Adobe, IBM Brew a Java PGML Viewer

November 17, 1998

Mark Walter

The Seybold Report on Internet Publishing
Special to

Can a Java-based Acrobat be far behind?

Adobe has enlisted the aid of IBM in developing a Java PGML viewer the company revealed yesterday at a small press function hosted by IBM. The Java PGML viewer is the first Java implementation of the Adobe imaging model, which also underlies Adobe PostScript, PDF and the Acrobat viewer.

PGML (Precision Graphics Markup Language), was submitted earlier this year by Adobe and other firms to the W3C as a proposed 2D graphics language for encoding and displaying vector graphics on the Web. The W3C has since formed a working group to hammer out a compromise between PGML and VML (Vector Markup Language), a similar format proposed by Microsoft.

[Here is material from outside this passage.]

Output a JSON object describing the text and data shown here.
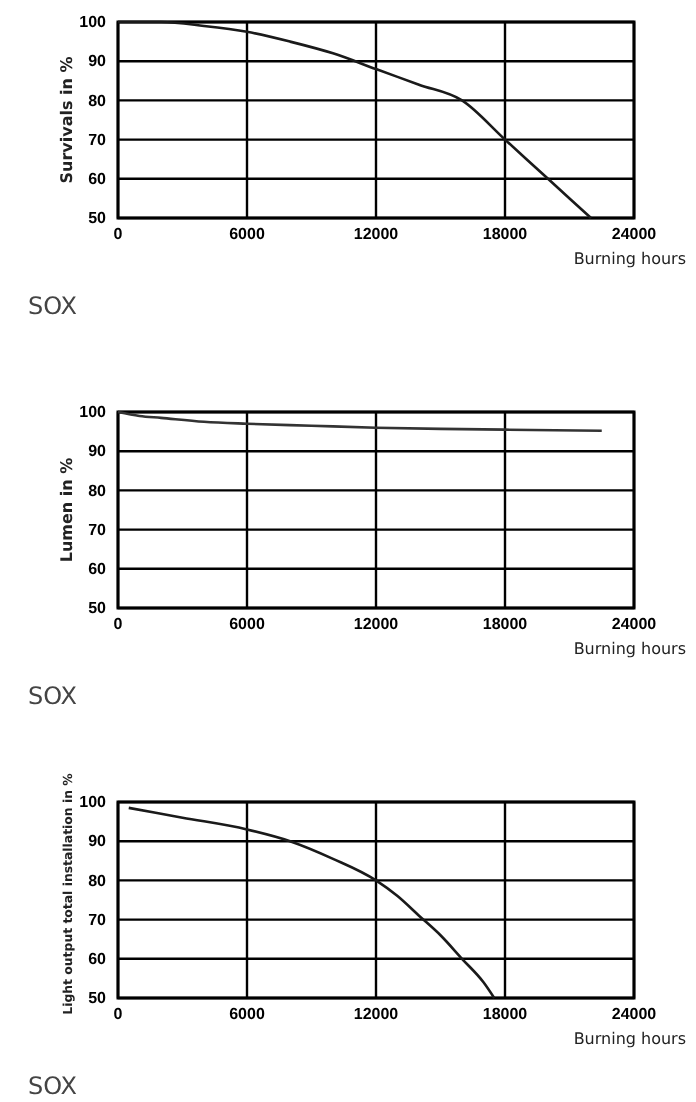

The Java PGML viewer being developed is comparable in functionality to the ActiveX control Adobe unveiled last month at Internet World and showed again yesterday to the XML 98 audience in Chicago. But the Java viewer is only 300K in size, small enough for many handheld computers. IBM showed the Java PGML viewer running on an HP handheld as well as on a standard Pentium PC.

Our take

Acrobat has been one of the more successful plug-ins on the Web, but its large footprint has kept it -- and its PDF format -- from migrating to handheld computers and other small digital appliances. The prototype Java PGML viewer handles individual graphics, not multipage PDF documents, but it clearly shows how the Adobe and IBM relationship could help bring Postscript-based imaging to a much wider array of devices than personal computers and RIPs.